Herkunft, Anbau und Verarbeitung
Ursprünglich stammt die Pfefferpflanze (Piper nigrum) aus den Wäldern Südindiens. Heute sind die Hauptanbaugebiete Indonesien, Indien, Malaysia und Brasilien. Daneben wird Pfeffer u. a. in Thailand, Vietnam und im Kongo angebaut. Das Herkunftsland, die Anbauregion, der Erntezeitpunkt und die Verarbeitung beeinflussen das Aroma und die Schärfe des Pfeffers.
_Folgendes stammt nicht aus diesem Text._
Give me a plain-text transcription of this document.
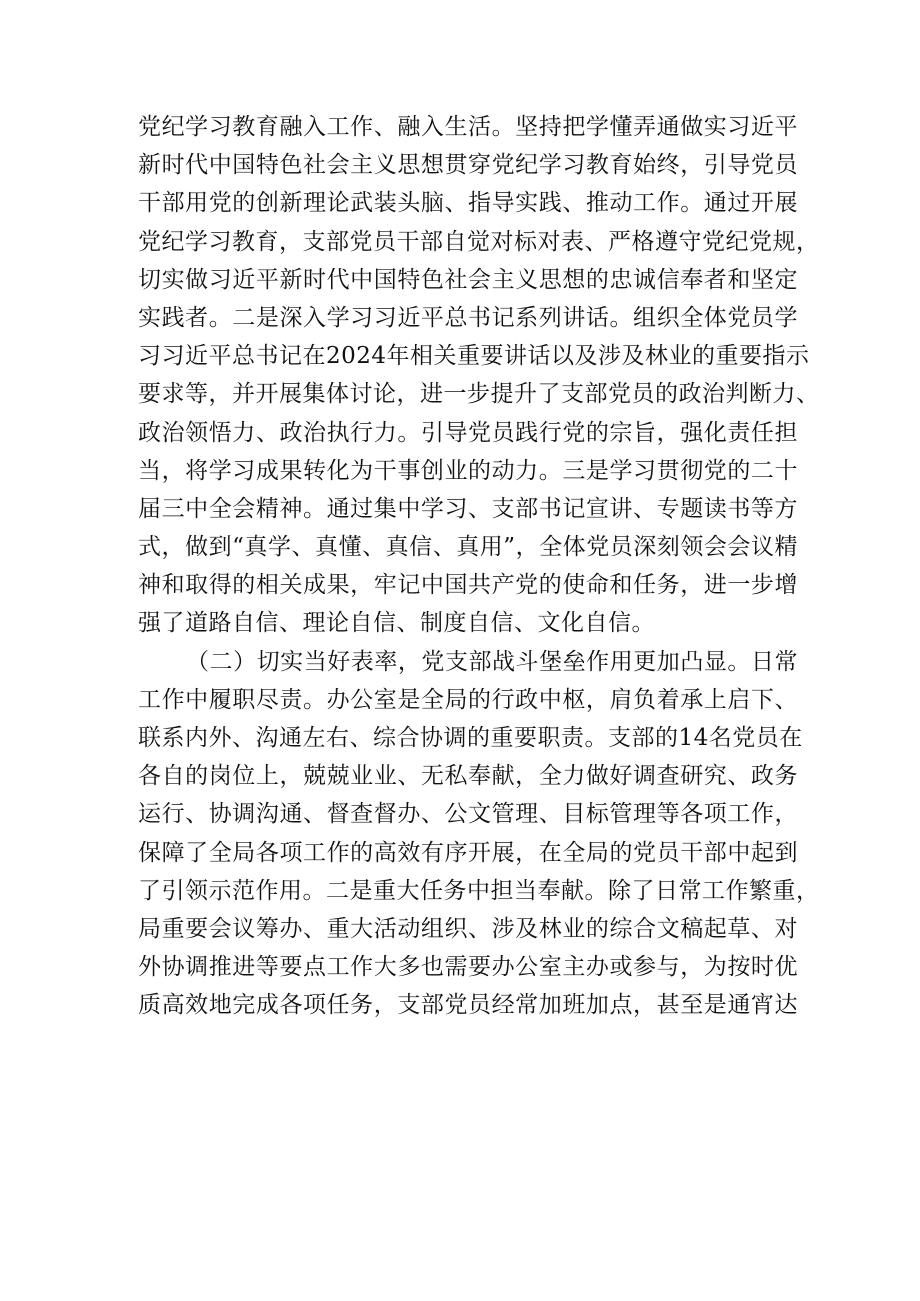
党纪学习教育融入工作、融入生活。坚持把学懂弄通做实习近平
新时代中国特色社会主义思想贯穿党纪学习教育始终，引导党员
干部用党的创新理论武装头脑、指导实践、推动工作。通过开展
党纪学习教育，支部党员干部自觉对标对表、严格遵守党纪党规，
切实做习近平新时代中国特色社会主义思想的忠诚信奉者和坚定
实践者。二是深入学习习近平总书记系列讲话。组织全体党员学
习习近平总书记在2024年相关重要讲话以及涉及林业的重要指示
要求等，并开展集体讨论，进一步提升了支部党员的政治判断力、
政治领悟力、政治执行力。引导党员践行党的宗旨，强化责任担
当，将学习成果转化为干事创业的动力。三是学习贯彻党的二十
届三中全会精神。通过集中学习、支部书记宣讲、专题读书等方
式，做到“真学、真懂、真信、真用”，全体党员深刻领会会议精
神和取得的相关成果，牢记中国共产党的使命和任务，进一步增
强了道路自信、理论自信、制度自信、文化自信。
（二）切实当好表率，党支部战斗堡垒作用更加凸显。日常
工作中履职尽责。办公室是全局的行政中枢，肩负着承上启下、
联系内外、沟通左右、综合协调的重要职责。支部的14名党员在
各自的岗位上，兢兢业业、无私奉献，全力做好调查研究、政务
运行、协调沟通、督查督办、公文管理、目标管理等各项工作，
保障了全局各项工作的高效有序开展，在全局的党员干部中起到
了引领示范作用。二是重大任务中担当奉献。除了日常工作繁重，
局重要会议筹办、重大活动组织、涉及林业的综合文稿起草、对
外协调推进等要点工作大多也需要办公室主办或参与，为按时优
质高效地完成各项任务，支部党员经常加班加点，甚至是通宵达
Als Kletterpflanze benötigt Pfeffer Gerüste oder Stützbäume, z. B. Kokospalmen zum Gedeihen. Durch die Haftwurzeln kann sich die Pflanze bis zu 15 Metern hochranken, zur leichteren Bewirtschaftung lässt man sie meistens nicht höher als vier Meter wachsen. Am besten gedeiht sie bei feuchttropischem Klima an halbschattigen Orten und humusreichen Böden. Sie trägt ca. 10 - 15 Zentimeter lange, dunkelgrüne, oval zugespitzte Blätter und zweimal im Jahr an Ähren aufgereihte weiße, kleine Blüten. Die Pfefferfrüchte hängen an den Rispen und erinnern im Aussehen an Johannisbeeren. Geerntet wird per Hand, die maximalen Erträge liegen bei rund vier Kilogramm Früchten pro Pfefferstrauch. Im konventionellen Anbau wird Pfeffer meistens als großflächige Monokultur angebaut, beim ökologischen Anbau als Mischkultur z. B. mit Tee, Kaffee und Bananen.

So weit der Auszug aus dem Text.